The voice can be modeled using two main components. The vocal chords are a periodic source of sound, which is then filtered by the mouth and tongue to produce vowel sounds [0]. The filter can be modeled as a set of band-pass filters, each of which let through a specific band of frequencies — these are called ‘formants’ in acoustic phonetics. Different vowel sounds are produced by combining formants at different pitches in a systematic way [1]. You can hear this yourself by very slowly moving your mouth from saying an ‘eeeee’ sound to an ‘ooooo’ sound: if you listen carefully, you can hear one formant changing pitch while the others stay the same. (I like [2] as an intro to this kind of stuff.)

The ‘voder’ works by having one key for each possible frequency band-pass filter. Pressing multiple keys adds the resulting sounds, producing an output sound with distinct formants. If you use the right formants, the resulting sound is very similar to that produced by a human mouth saying a specific vowel! Software such as the vowel editor in Praat [3] take it further, by allowing selection of formants from a standard vowel chart.

[0] Consonantal sounds are a bit more complicated, since they tend to involve various different noise sources and transient disturbances of the sound. For instance, /ʃ/ (the ‘sh’ sound) is noise of a lower frequency than /s/. I can’t work out how Harper produced the difference between those two sounds in the video — it seems to be impossible to do this with the live demo. In fact, any sort of pitch control seems to be impossible in the demo.

[1] This is how overtone singing and throat singing works! Selectively amplifying one formant gives the impression that you’re singing that note as the same time as the ‘base’ pitch. In fact, if you do that, your vocal cords are producing a pitch plus all its overtones, while your mouth is enhancing one overtone while filtering out all the others.

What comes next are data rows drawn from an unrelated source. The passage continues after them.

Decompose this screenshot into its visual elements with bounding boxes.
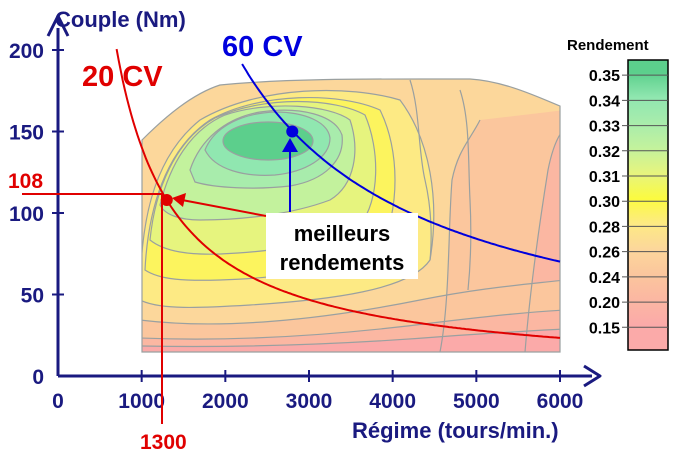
annotation-arrows	[172, 138, 298, 217]
legend-label: 0.30	[589, 194, 620, 211]
legend-label: 0.33	[589, 119, 620, 136]
x-tick-label: 5000	[453, 390, 500, 413]
x-tick-label: 6000	[537, 390, 584, 413]
legend-label: 0.20	[589, 295, 620, 312]
legend-label: 0.26	[589, 245, 620, 262]
legend-label: 0.32	[589, 144, 620, 161]
y-axis-title: Couple (Nm)	[55, 7, 186, 32]
y-ticks: 0 50 100 150 200	[9, 40, 64, 389]
operating-points	[160, 125, 299, 206]
blue-arrow-head	[282, 138, 298, 152]
annotation-line2: rendements	[280, 250, 405, 275]
map-outline	[141, 78, 561, 353]
legend-label: 0.28	[589, 219, 620, 236]
legend: 0.35 0.34 0.33 0.32 0.31 0.30 0.28 0.26 0.24 0.20…	[589, 59, 669, 351]
y-tick-label: 200	[9, 40, 44, 63]
red-arrow-head	[172, 193, 186, 207]
x-ticks: 0 1000 2000 3000 4000 5000 6000	[52, 370, 583, 413]
x-tick-label: 4000	[369, 390, 416, 413]
y-tick-label: 0	[32, 366, 44, 389]
legend-label: 0.35	[589, 68, 620, 85]
y-axis-arrow	[46, 14, 70, 37]
power-curve-1	[115, 48, 561, 339]
curve-label-60cv: 60 CV	[222, 31, 303, 63]
ref-label-x: 1300	[140, 431, 187, 454]
x-tick-label: 0	[52, 390, 64, 413]
y-tick-label: 150	[9, 122, 44, 145]
y-tick-label: 100	[9, 203, 44, 226]
x-axis-title: Régime (tours/min.)	[352, 418, 559, 443]
axes	[46, 14, 602, 388]
x-axis-arrow	[583, 364, 602, 388]
annotation-box	[266, 213, 418, 279]
red-arrow-line	[181, 199, 267, 217]
curve-label-20cv: 20 CV	[82, 61, 163, 93]
ref-label-y: 108	[8, 170, 43, 193]
x-tick-label: 2000	[202, 390, 249, 413]
legend-label: 0.24	[589, 270, 620, 287]
legend-title: Rendement	[567, 37, 649, 54]
legend-label: 0.15	[589, 320, 620, 337]
x-tick-label: 3000	[286, 390, 333, 413]
annotation-line1: meilleurs	[294, 221, 391, 246]
x-tick-label: 1000	[118, 390, 165, 413]
legend-colorbar	[627, 59, 669, 351]
legend-label: 0.31	[589, 169, 620, 186]
operating-point-1	[160, 193, 173, 206]
operating-point-2	[286, 125, 299, 138]
y-tick-label: 50	[21, 285, 44, 308]
legend-label: 0.34	[589, 93, 620, 110]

[2] https://newt.phys.unsw.edu.au/jw/voice.html

[3] https://www.fon.hum.uva.nl/praat/ — probably also available from your favourite Linux distro!

2 comments

There's also a very nice simulation, where you can play with the very different parts of vocal chords:

https://imaginary.github.io/pink-trombone/

I made a fork with few more features, it might even work on your phone browser:

https://jmiskovic.github.io/voicebox

Thank you for this. I had a lot of fun scaring my cat in bed and it inspired me to become a late middle aged opera savant.
I actually am a late middle-aged opera savant but sadly I have no cat to scare
Unfortunately this webapp (along with the original Pink Trombone) produces super glitchy audio and consumes 95% of CPU on my Chrome v114.0.5735.198 running on Ubuntu 22.04 (which is running on my Thinkpad X220)
That's rather strange. The graphics part is lightweight (pre-rendering the background and then drawing few shapes), but if you could shrink the browser to very small dimensions and test we could eliminate this one.

The audio part is bit more involved. The vocal tract is simulated in segments, each segment receiving, filtering and reflecting the soundwave energy. The algorithm is computationally heavy, but it ran well on my mediocre smartphone.

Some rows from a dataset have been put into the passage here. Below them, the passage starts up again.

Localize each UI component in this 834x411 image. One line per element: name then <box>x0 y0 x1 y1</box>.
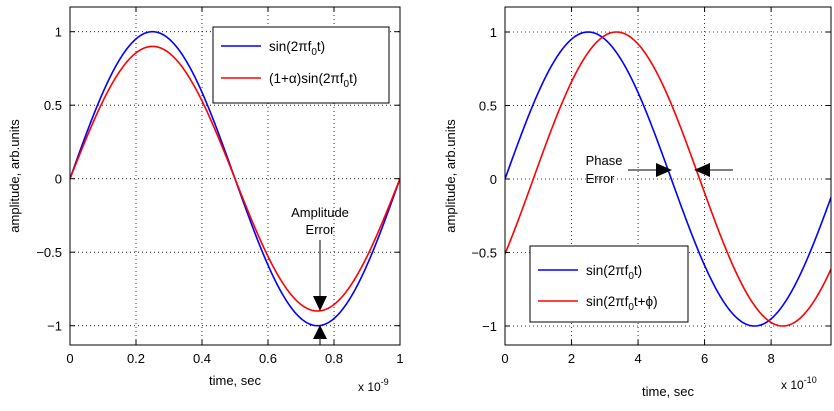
y-tick-label: −1 <box>482 319 497 334</box>
y-tick-label: 0 <box>490 172 497 187</box>
chart-amplitude-error: 0 0.2 0.4 0.6 0.8 1 −1 −0.5 0 0.5 1 time, sec amplit… <box>7 6 404 394</box>
y-tick-label: 1 <box>490 25 497 40</box>
legend-label-sub: 0 <box>628 271 634 282</box>
annotation-arrowhead-left <box>694 163 710 177</box>
x-tick-label: 0.2 <box>127 351 145 366</box>
y-tick-label: 0 <box>55 172 62 187</box>
legend-label-main: (1+α)sin(2πf <box>269 71 344 86</box>
annotation-text: Amplitude <box>291 205 349 220</box>
chart-phase-error: 0 2 4 6 8 −1 −0.5 0 0.5 1 time, sec amplitude, arb.… <box>443 6 832 399</box>
legend-label-tail: t) <box>634 263 642 278</box>
x-multiplier-label: x 10-9 <box>358 377 389 394</box>
x-multiplier-exponent: -9 <box>381 377 389 387</box>
legend-label-tail: t) <box>349 71 357 86</box>
legend-label-1: sin(2πf0t) <box>586 263 642 282</box>
y-tick-label: 1 <box>55 25 62 40</box>
x-tick-label: 0 <box>501 351 508 366</box>
legend-label-1: sin(2πf0t) <box>269 39 325 58</box>
series-line-2 <box>505 31 831 327</box>
x-axis-label: time, sec <box>642 384 695 399</box>
axes-box <box>504 6 832 346</box>
y-tick-label: −1 <box>47 319 62 334</box>
y-tick-label: 0.5 <box>479 99 497 114</box>
x-tick-label: 0.8 <box>325 351 343 366</box>
x-multiplier-exponent: -10 <box>804 375 817 385</box>
x-tick-label: 0.4 <box>193 351 211 366</box>
x-tick-label: 4 <box>634 351 641 366</box>
legend-label-main: sin(2πf <box>269 39 312 54</box>
x-axis-label: time, sec <box>209 373 262 388</box>
x-tick-label: 8 <box>768 351 775 366</box>
legend-box <box>212 26 390 104</box>
x-tick-label: 0 <box>66 351 73 366</box>
y-axis-label: amplitude, arb.units <box>7 119 22 233</box>
annotation-text: Error <box>306 222 336 237</box>
x-multiplier-label: x 10-10 <box>781 375 817 392</box>
legend-label-sub: 0 <box>344 79 350 90</box>
annotation-arrowhead-right <box>656 163 672 177</box>
annotation-arrowhead-up <box>313 325 327 339</box>
legend-label-main: sin(2πf <box>586 263 629 278</box>
y-tick-label: −0.5 <box>36 245 62 260</box>
y-axis-label: amplitude, arb.units <box>443 119 458 233</box>
x-tick-label: 2 <box>568 351 575 366</box>
annotation-text: Phase <box>586 153 623 168</box>
x-tick-label: 6 <box>701 351 708 366</box>
annotation-arrowhead-down <box>313 296 327 311</box>
y-tick-label: −0.5 <box>471 246 497 261</box>
legend-label-sub: 0 <box>311 47 317 58</box>
series-line-2 <box>70 45 400 312</box>
axes-box <box>69 6 401 346</box>
legend-label-2: (1+α)sin(2πf0t) <box>269 71 357 90</box>
legend-label-sub: 0 <box>628 302 634 313</box>
legend-label-tail: t+ϕ) <box>634 294 658 309</box>
x-tick-label: 1 <box>396 351 403 366</box>
legend-box <box>529 245 689 323</box>
legend-label-tail: t) <box>317 39 325 54</box>
legend-label-main: sin(2πf <box>586 294 629 309</box>
y-tick-label: 0.5 <box>44 98 62 113</box>
x-tick-label: 0.6 <box>259 351 277 366</box>
grid <box>505 7 831 345</box>
annotation-text: Error <box>586 171 616 186</box>
legend-label-2: sin(2πf0t+ϕ) <box>586 294 658 313</box>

Maybe if stuttering is detected it could lower the number of tract segments, which also lowers the quality. Increasing the buffer size would probably also help with glitches but I don't think it would solve the high CPU utilization.

Apparently the Voder had a pitch pedal:

https://imgz.org/i9TzhzWu/

Ah, that would explain it. Thanks for finding that image!
No problem! It's from a video linked in a thread below (the extended World's Fair presentation).